BLITAR – Pelaksanaan proyek irigasi di Desa Jatitengah, Kecamatan Selopuro, Kabupaten Blitar, menuai sorotan. Program yang seharusnya dikerjakan secara swakelola justru diduga memakai metode ala kontraktor, memunculkan tanda tanya soal kepatuhan terhadap aturan.
Proyek bernama P3-TGAI (Program Percepatan Peningkatan Tata Guna Air Irigasi) ini dikelola oleh HIPPA Jati Luhur Makmur dengan nilai anggaran Rp195.000.000 yang bersumber dari APBN 2025. Berdasarkan papan informasi, pekerjaan dilaksanakan selama 100 hari kalender, dimulai 4 Agustus hingga 11 November 2025.
Papan proyek juga mencantumkan peringatan tegas: “Dilaksanakan secara swakelola dan/atau tidak dipihakketigakan/dikontraktualkan.” Artinya, pekerjaan wajib melibatkan warga desa dan tidak boleh dikerjakan kontraktor.
Namun, pantauan lapangan pada Selasa (9/9/2025) menemukan indikasi berbeda.
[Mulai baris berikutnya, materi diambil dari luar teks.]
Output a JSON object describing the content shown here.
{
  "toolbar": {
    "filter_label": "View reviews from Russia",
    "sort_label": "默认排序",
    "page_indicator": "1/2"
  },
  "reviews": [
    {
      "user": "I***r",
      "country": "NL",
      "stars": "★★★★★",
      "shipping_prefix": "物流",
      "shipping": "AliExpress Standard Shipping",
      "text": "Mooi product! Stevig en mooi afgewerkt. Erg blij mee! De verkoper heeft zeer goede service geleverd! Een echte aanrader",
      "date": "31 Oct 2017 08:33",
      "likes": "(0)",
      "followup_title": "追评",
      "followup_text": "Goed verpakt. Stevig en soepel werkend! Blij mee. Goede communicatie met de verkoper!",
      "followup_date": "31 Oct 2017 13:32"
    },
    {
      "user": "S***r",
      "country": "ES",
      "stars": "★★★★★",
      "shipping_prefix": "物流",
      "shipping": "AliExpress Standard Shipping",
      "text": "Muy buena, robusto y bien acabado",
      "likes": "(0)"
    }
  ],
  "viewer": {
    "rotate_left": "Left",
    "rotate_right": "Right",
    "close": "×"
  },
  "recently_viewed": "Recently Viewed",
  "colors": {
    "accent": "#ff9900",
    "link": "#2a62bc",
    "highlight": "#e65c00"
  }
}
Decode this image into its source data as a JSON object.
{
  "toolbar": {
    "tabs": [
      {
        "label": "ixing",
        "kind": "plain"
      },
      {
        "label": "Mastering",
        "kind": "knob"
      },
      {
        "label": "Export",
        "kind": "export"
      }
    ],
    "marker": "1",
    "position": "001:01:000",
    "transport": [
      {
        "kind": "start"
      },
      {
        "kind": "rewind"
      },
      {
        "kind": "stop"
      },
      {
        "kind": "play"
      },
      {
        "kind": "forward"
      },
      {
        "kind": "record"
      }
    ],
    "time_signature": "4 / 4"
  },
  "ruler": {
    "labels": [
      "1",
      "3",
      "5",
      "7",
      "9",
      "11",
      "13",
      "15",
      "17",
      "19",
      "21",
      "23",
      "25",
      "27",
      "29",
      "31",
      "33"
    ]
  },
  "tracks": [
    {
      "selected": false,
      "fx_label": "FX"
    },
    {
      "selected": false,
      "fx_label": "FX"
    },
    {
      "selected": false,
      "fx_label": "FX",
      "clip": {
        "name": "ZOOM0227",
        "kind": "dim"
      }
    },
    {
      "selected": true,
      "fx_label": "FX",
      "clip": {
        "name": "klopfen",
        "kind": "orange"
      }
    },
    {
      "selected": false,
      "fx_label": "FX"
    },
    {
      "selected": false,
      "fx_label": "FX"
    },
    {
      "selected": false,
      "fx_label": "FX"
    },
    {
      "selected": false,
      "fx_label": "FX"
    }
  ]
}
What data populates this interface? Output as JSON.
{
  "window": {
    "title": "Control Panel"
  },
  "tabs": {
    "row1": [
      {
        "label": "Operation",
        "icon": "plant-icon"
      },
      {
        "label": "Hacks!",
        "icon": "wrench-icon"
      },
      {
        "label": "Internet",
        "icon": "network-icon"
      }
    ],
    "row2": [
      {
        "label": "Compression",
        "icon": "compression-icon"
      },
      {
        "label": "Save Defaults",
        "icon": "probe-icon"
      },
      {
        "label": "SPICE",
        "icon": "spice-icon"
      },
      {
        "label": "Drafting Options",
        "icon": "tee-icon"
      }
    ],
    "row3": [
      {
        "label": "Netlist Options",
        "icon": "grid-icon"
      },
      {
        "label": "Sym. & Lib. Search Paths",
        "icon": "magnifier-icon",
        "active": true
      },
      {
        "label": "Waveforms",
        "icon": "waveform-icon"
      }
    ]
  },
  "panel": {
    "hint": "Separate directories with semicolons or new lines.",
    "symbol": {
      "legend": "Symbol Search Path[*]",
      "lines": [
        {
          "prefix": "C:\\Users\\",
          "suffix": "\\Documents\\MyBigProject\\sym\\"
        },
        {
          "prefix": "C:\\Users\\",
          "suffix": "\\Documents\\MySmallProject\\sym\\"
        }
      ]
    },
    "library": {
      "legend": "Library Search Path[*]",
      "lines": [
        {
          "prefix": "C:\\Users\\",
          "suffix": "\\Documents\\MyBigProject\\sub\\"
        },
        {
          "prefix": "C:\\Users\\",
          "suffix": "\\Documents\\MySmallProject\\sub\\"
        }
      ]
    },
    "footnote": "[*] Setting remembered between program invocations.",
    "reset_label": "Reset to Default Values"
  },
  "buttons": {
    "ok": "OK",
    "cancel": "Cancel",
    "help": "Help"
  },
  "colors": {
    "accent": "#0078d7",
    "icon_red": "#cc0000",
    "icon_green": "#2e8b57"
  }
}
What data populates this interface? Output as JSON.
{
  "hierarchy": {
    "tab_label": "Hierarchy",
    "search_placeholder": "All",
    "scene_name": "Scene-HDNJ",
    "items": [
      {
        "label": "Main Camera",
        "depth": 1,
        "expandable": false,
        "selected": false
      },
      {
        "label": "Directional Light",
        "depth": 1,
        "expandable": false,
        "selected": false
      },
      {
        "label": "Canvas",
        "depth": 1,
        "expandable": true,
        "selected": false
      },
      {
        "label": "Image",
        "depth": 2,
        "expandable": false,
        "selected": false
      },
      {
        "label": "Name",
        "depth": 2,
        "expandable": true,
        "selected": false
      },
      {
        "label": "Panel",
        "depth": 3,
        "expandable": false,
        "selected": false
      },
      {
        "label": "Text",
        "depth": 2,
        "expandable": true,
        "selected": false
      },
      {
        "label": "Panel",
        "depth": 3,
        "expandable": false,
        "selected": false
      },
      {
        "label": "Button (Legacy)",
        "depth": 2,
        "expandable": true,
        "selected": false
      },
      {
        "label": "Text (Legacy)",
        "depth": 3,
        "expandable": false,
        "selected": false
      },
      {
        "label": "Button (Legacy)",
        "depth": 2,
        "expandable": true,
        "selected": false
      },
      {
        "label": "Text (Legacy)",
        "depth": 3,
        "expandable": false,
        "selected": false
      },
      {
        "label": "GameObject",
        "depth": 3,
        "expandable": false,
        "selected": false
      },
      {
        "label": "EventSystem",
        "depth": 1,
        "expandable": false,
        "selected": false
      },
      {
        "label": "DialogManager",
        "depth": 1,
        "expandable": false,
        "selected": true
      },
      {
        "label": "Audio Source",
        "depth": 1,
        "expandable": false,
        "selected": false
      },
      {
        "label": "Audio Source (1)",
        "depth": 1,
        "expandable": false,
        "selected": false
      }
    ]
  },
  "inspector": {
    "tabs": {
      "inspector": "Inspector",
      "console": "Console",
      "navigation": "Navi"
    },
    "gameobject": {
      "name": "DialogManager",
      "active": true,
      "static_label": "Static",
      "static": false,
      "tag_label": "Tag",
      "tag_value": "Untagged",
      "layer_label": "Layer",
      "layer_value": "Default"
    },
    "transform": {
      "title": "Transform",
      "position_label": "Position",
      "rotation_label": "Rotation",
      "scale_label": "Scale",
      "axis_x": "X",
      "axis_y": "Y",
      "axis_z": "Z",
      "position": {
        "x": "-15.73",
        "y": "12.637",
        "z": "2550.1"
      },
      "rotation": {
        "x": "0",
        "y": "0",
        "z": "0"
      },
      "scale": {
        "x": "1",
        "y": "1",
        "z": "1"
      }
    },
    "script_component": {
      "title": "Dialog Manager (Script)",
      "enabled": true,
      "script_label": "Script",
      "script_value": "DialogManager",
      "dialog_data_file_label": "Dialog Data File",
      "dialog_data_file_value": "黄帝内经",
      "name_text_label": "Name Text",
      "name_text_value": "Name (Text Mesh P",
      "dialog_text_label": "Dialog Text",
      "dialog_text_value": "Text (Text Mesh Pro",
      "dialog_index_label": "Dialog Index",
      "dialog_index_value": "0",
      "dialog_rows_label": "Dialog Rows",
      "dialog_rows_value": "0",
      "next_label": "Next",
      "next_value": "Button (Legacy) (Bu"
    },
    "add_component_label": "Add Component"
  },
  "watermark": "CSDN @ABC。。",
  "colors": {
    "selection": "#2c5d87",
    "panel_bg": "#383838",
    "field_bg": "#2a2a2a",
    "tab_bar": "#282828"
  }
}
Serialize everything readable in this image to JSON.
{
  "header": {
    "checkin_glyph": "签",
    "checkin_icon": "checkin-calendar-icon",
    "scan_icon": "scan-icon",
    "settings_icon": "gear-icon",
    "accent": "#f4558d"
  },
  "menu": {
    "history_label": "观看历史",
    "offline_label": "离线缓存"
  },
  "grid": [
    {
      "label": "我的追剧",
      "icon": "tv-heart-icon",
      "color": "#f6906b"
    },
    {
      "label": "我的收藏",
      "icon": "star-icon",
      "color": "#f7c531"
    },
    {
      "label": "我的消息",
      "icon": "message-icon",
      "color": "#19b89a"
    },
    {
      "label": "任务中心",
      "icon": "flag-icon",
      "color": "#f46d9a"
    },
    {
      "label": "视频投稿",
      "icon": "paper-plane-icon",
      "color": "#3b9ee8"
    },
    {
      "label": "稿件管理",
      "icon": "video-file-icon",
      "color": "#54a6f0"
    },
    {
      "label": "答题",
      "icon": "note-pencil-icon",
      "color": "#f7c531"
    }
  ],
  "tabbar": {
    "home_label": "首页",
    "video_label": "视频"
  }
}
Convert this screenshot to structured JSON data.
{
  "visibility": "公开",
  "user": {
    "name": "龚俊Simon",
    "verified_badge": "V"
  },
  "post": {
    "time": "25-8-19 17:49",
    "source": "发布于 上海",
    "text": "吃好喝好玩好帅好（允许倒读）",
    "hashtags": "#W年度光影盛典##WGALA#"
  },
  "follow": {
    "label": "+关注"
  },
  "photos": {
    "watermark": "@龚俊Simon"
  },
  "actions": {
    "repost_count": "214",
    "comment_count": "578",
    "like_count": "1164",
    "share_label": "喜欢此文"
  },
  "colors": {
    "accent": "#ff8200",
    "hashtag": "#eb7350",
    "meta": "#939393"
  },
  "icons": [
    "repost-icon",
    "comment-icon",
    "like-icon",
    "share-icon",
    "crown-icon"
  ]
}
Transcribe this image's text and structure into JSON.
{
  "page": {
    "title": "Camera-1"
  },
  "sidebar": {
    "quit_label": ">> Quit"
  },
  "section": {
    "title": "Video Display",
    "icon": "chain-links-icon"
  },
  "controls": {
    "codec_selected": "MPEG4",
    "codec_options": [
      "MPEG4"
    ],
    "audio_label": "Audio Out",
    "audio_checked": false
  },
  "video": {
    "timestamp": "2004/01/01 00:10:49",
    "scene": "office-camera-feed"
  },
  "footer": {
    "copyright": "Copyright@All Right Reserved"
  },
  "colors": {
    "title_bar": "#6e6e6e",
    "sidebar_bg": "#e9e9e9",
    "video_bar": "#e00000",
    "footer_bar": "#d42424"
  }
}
Sejumlah pekerja tampak menggunakan molen (alat pengaduk semen) dalam pengerjaan. Metode ini lazim dipakai kontraktor dan menimbulkan dugaan adanya pelanggaran terhadap prinsip swakelola.
Padahal, skema swakelola dirancang pemerintah untuk memberdayakan warga desa, membuka lapangan kerja lokal, dan menjaga transparansi penggunaan dana publik. Dengan melibatkan masyarakat secara langsung, manfaat program diharapkan bisa dirasakan warga, baik melalui upah maupun hasil pembangunan.

Konfirmasi Pihak Terkait
Tim media mencoba meminta klarifikasi kepada Kepala Desa Jatitengah, Yarmono. Saat dihubungi, ia mengatakan bahwa kualitas bangunan tetap menjadi prioritas.
“Ngapunten, saya ada acara di kecamatan. Mengenai bangunan saluran yang mengerjakan HIPPA, tuntutan saya ke HIPPA bangunan harus bagus,” ujarnya.
Ketika ditanya mengenai penggunaan molen yang tidak sesuai skema swakelola, Yarmono beralasan:
“Kalau tidak pakai molen, tidak bisa menjamin adukannya bagus.”
Sementara itu, Ketua HIPPA Jati Luhur Makmur, Riyan Saputra, tidak berhasil ditemui baik di kantor desa, lokasi pekerjaan, maupun kediamannya. Saat dihubungi lewat WhatsApp, pesannya hanya centang satu dan belum ada tanggapan.
Butuh Tinjauan Ulang
Kondisi ini menimbulkan keraguan atas akuntabilitas dan transparansi pelaksanaan proyek. Discrepancy antara ketentuan papan proyek dan fakta lapangan seharusnya menjadi perhatian serius pemerintah daerah maupun Balai Besar Wilayah Sungai (BBWS) Brantas.
Pengawasan ketat diperlukan agar proyek benar-benar berjalan sesuai aturan swakelola, bukan sekadar formalitas. Sebab, masyarakat desa lah yang seharusnya menjadi subjek utama dan penerima manfaat dari program senilai ratusan juta rupiah ini.